L’avènement d’Alexandre III avait rendu courage aux uniates. En plusieurs localités, à Biala notamment, beaucoup, pour prêter serment au nouvel empereur, avaient refusé le ministère du pope. L’espoir de ces malheureux a été déçu. Jusque-là, ils s’imaginaient que leurs souffrances étaient ignorées du souverain. M. Pobedonostsef, le tout-puissant ober procouror, les a détrompés. Il a visité la Russie de Chelm, il a étudié sur place les moyens de dompter les opiniâtres.
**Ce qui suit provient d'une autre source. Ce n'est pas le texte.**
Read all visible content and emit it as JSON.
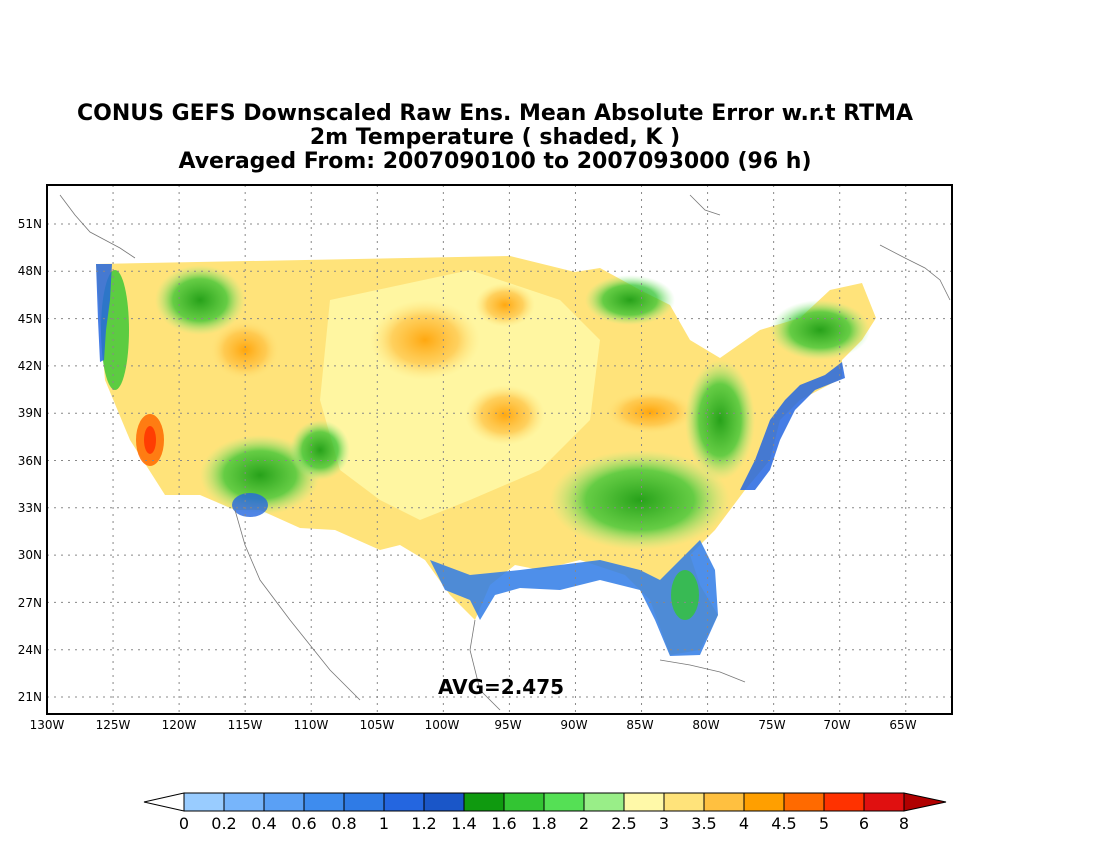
{
  "title": {
    "line1": "CONUS GEFS Downscaled Raw Ens. Mean Absolute Error w.r.t RTMA",
    "line2": "2m Temperature ( shaded, K )",
    "line3": "Averaged From: 2007090100 to 2007093000 (96 h)"
  },
  "map": {
    "lat_labels": [
      "51N",
      "48N",
      "45N",
      "42N",
      "39N",
      "36N",
      "33N",
      "30N",
      "27N",
      "24N",
      "21N"
    ],
    "lon_labels": [
      "130W",
      "125W",
      "120W",
      "115W",
      "110W",
      "105W",
      "100W",
      "95W",
      "90W",
      "85W",
      "80W",
      "75W",
      "70W",
      "65W"
    ],
    "avg_text": "AVG=2.475",
    "region": "CONUS",
    "field": "2m Temperature MAE",
    "units": "K"
  },
  "colorbar": {
    "labels": [
      "0",
      "0.2",
      "0.4",
      "0.6",
      "0.8",
      "1",
      "1.2",
      "1.4",
      "1.6",
      "1.8",
      "2",
      "2.5",
      "3",
      "3.5",
      "4",
      "4.5",
      "5",
      "6",
      "8"
    ],
    "colors": [
      "#99ccff",
      "#77b5fb",
      "#5aa0f5",
      "#3e8cee",
      "#2f7be6",
      "#2466e0",
      "#1a56c8",
      "#0f9a0f",
      "#33c533",
      "#55e055",
      "#99ee88",
      "#fff9a8",
      "#ffe37a",
      "#ffc040",
      "#ff9f00",
      "#ff6a00",
      "#ff3200",
      "#e01010"
    ],
    "under_color": "#ffffff",
    "over_color": "#b00000"
  }
}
Pour sanctionner l’œuvre de réunion, il a pris soin d’y associer la personne du tsar. En septembre 1888, Alexandre III s’est rendu solennellement à la cathédrale de Chelm. « Votre visite, a dit à l’empereur l’archevêque Léonce, affermira la foi orthodoxe dans le cœur des fils revenus à notre sainte église. Le peuple verra, de ses propres yeux, que cette foi est celle de son souverain et qu’il doit s’y tenir fermement[2]. » Ainsi parle le clergé ; ces apôtres n’ont qu’un argument : convaincre le peuple qu’il a été ramené à la foi du maître et qu’il ne lui sera point permis de s’en écarter.

L’étouffement de l’Union avertit les catholiques du sort réservé aux 3 millions de Ruthènes de l’Autriche-Hongrie, le jour où ils tomberaient sous la domination russe. Cela est fait pour mettre en garde la curie romaine contre l’introduction du rite oriental ou de

  1. Rapport sur l’année 1884.
  2. Discours de l’archevêque de Varsovie et de Chelm.